L'Allemagne, bien qu'ayant perdu toutes ses colonies après la Première Guerre mondiale fut
un acteur influent dans le processus de décolonisation. En participant à la surenchère
internationale que ces pays durent subir pendant la Seconde Guerre mondiale. Le régime nazi
tenta grâce à la radio de saper le moral et de créer des révoltes dans les colonies. Elle tenta de
se rapprocher des pays dominés par les alliés afin d'en obtenir des matières premières, et se
présenta de cette manière comme une amie des colonisés. En réalité Hitler dans Mein Kampf
avait clairement exprimé son mépris pour les colonisés arabes et indiens. Néanmoins la
propagande nazie participa au processus de décolonisation, car en proposant plus que les
métropoles, l'Allemagne encouragea les revendications à l'encontre des colonisateurs. Le
Japon fit de même dans le sud-est asiatique en soutenant les autonomistes locaux. Mais ces
derniers, après avoir accueilli favorablement les Nippons constatèrent rapidement le mépris
dans lequel ceux-ci tenaient les autres asiatiques. Néanmoins par la constitution de
gouvernements fantoches contre les Hollandais (aux Indes néerlandaises), contre les États-
Unis (aux Philippines), contre le Royaume-Uni (en Malaisie et Birmanie) et contre la France
(au Viêt-Nam, au Cambodge, et au Laos), ils démontrèrent aux indigènes que les occidentaux
avaient cessé d'être invincibles.
Avec la conférence de Bakou, en 1920 déjà, les Soviétiques s'intéressèrent activement aux
problèmes de la décolonisation : ils assimilaient les colonisés au prolétariat, ceux-ci étaient
donc à libérer. Leur propagande portait, parce qu'ils apparaissaient comme sincères : après
tout, ils avaient eux-mêmes donné l'exemple en effectuant apparament leur propre
décolonisation par la voie de l'autonomie interne, alors que d'autres pays colonisateurs comme
la France en étaient bien loin. Leur appui à la décolonisation ne fut cependant pas illimité
après la mort de Lénine. En effet, deux thèses s'opposèrent alors, celle de Staline, pour une
consolidation de l'État soviétique, et celle de Trotsky pour une priorité à l'internationalisme.

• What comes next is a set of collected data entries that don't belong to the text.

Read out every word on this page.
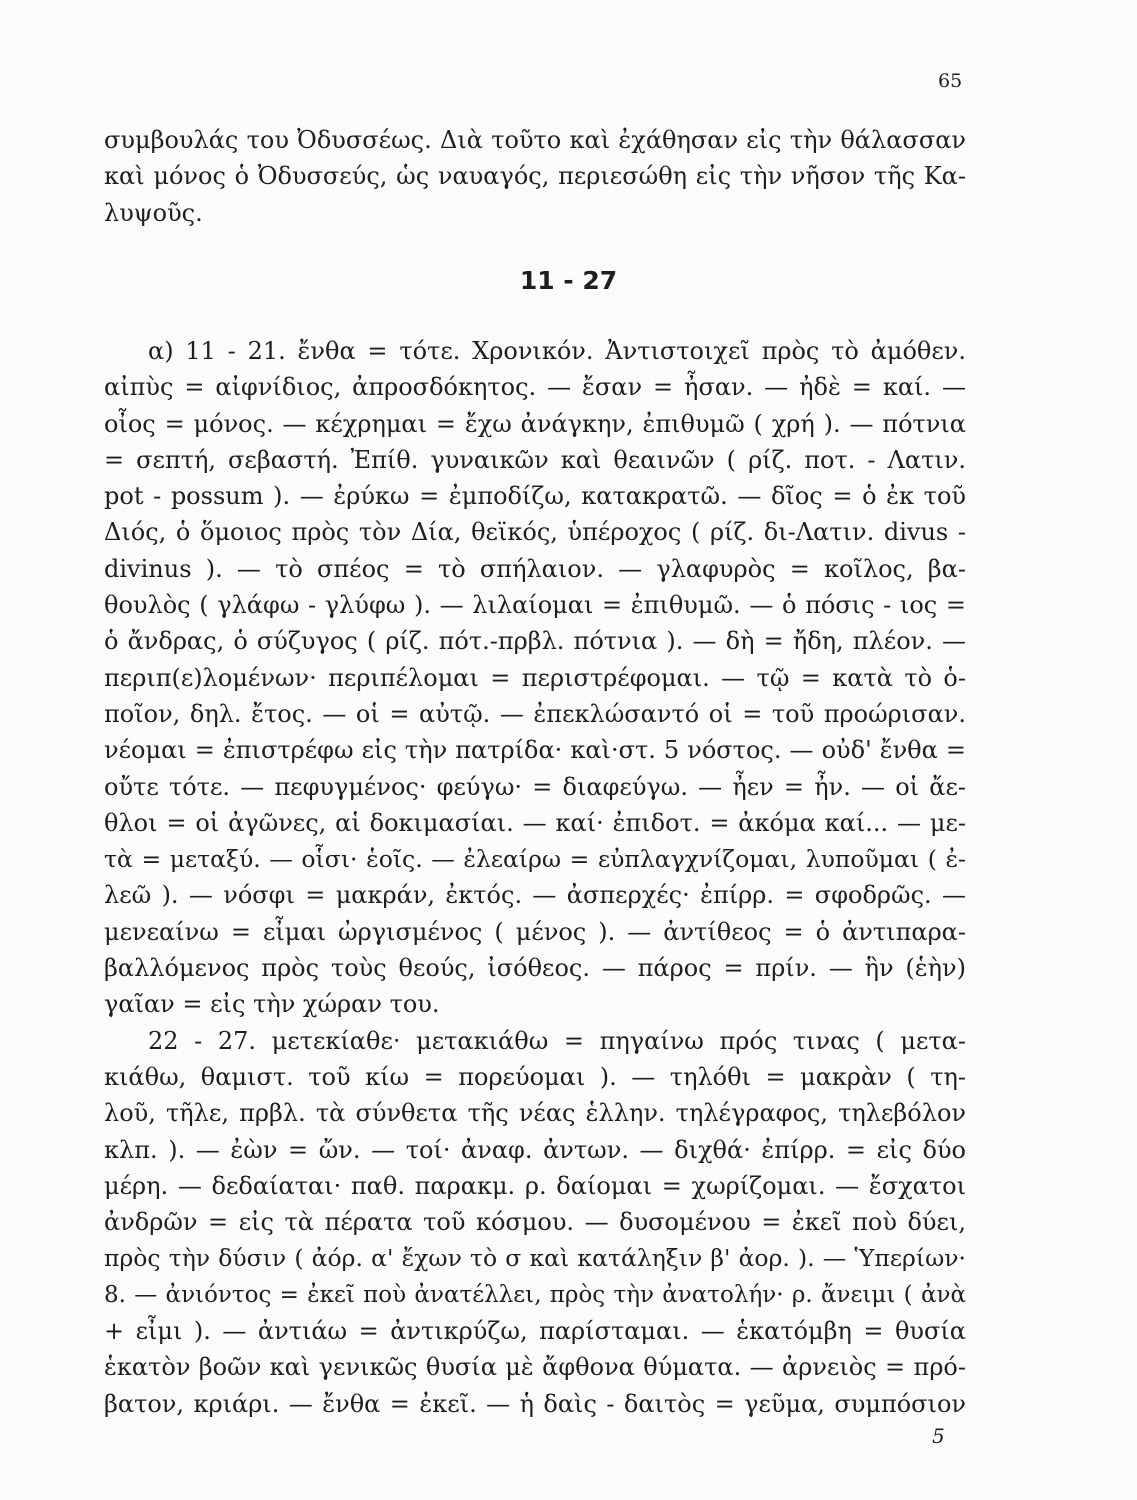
65
συμβουλάς του Ὀδυσσέως. Διὰ τοῦτο καὶ ἐχάθησαν εἰς τὴν θάλασσαν
καὶ μόνος ὁ Ὀδυσσεύς, ὡς ναυαγός, περιεσώθη εἰς τὴν νῆσον τῆς Κα-
λυψοῦς.
11 - 27
α) 11 - 21. ἔνθα = τότε. Χρονικόν. Ἀντιστοιχεῖ πρὸς τὸ ἀμόθεν.
αἰπὺς = αἰφνίδιος, ἀπροσδόκητος. — ἔσαν = ἦσαν. — ἠδὲ = καί. —
οἶος = μόνος. — κέχρημαι = ἔχω ἀνάγκην, ἐπιθυμῶ ( χρή ). — πότνια
= σεπτή, σεβαστή. Ἐπίθ. γυναικῶν καὶ θεαινῶν ( ρίζ. ποτ. - Λατιν.
pot - possum ). — ἐρύκω = ἐμποδίζω, κατακρατῶ. — δῖος = ὁ ἐκ τοῦ
Διός, ὁ ὅμοιος πρὸς τὸν Δία, θεϊκός, ὑπέροχος ( ρίζ. δι-Λατιν. divus -
divinus ). — τὸ σπέος = τὸ σπήλαιον. — γλαφυρὸς = κοῖλος, βα-
θουλὸς ( γλάφω - γλύφω ). — λιλαίομαι = ἐπιθυμῶ. — ὁ πόσις - ιος =
ὁ ἄνδρας, ὁ σύζυγος ( ρίζ. πότ.-πρβλ. πότνια ). — δὴ = ἤδη, πλέον. —
περιπ(ε)λομένων· περιπέλομαι = περιστρέφομαι. — τῷ = κατὰ τὸ ὁ-
ποῖον, δηλ. ἔτος. — οἱ = αὐτῷ. — ἐπεκλώσαντό οἱ = τοῦ προώρισαν.
νέομαι = ἐπιστρέφω εἰς τὴν πατρίδα· καὶ·στ. 5 νόστος. — οὐδ' ἔνθα =
οὔτε τότε. — πεφυγμένος· φεύγω· = διαφεύγω. — ἦεν = ἦν. — οἱ ἄε-
θλοι = οἱ ἀγῶνες, αἱ δοκιμασίαι. — καί· ἐπιδοτ. = ἀκόμα καί... — με-
τὰ = μεταξύ. — οἷσι· ἑοῖς. — ἐλεαίρω = εὐπλαγχνίζομαι, λυποῦμαι ( ἐ-
λεῶ ). — νόσφι = μακράν, ἐκτός. — ἀσπερχές· ἐπίρρ. = σφοδρῶς. —
μενεαίνω = εἶμαι ὠργισμένος ( μένος ). — ἀντίθεος = ὁ ἀντιπαρα-
βαλλόμενος πρὸς τοὺς θεούς, ἰσόθεος. — πάρος = πρίν. — ἣν (ἑὴν)
γαῖαν = εἰς τὴν χώραν του.
22 - 27. μετεκίαθε· μετακιάθω = πηγαίνω πρός τινας ( μετα-
κιάθω, θαμιστ. τοῦ κίω = πορεύομαι ). — τηλόθι = μακρὰν ( τη-
λοῦ, τῆλε, πρβλ. τὰ σύνθετα τῆς νέας ἑλλην. τηλέγραφος, τηλεβόλον
κλπ. ). — ἐὼν = ὤν. — τοί· ἀναφ. ἀντων. — διχθά· ἐπίρρ. = εἰς δύο
μέρη. — δεδαίαται· παθ. παρακμ. ρ. δαίομαι = χωρίζομαι. — ἔσχατοι
ἀνδρῶν = εἰς τὰ πέρατα τοῦ κόσμου. — δυσομένου = ἐκεῖ ποὺ δύει,
πρὸς τὴν δύσιν ( ἀόρ. α' ἔχων τὸ σ καὶ κατάληξιν β' ἀορ. ). — Ὑπερίων·
8. — ἀνιόντος = ἐκεῖ ποὺ ἀνατέλλει, πρὸς τὴν ἀνατολήν· ρ. ἄνειμι ( ἀνὰ
+ εἶμι ). — ἀντιάω = ἀντικρύζω, παρίσταμαι. — ἑκατόμβη = θυσία
ἑκατὸν βοῶν καὶ γενικῶς θυσία μὲ ἄφθονα θύματα. — ἀρνειὸς = πρό-
βατον, κριάρι. — ἔνθα = ἐκεῖ. — ἡ δαὶς - δαιτὸς = γεῦμα, συμπόσιον
5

C'est Staline qui l'avait emporté, et avait dès lors concentré ses efforts sur l'Europe.
Ce fut surtout après la mort de Staline (5 mars 1953) que l'URSS commença à soutenir les
indépendances, avec la guerre froide. L'URSS s'opposa alors dans les pays du tiers monde à
l'action des Américains. Il y eut une surenchère incessante entre ces deux pays pour obtenir le
plus large contrôle, et la plus grande influence possible dans ces pays.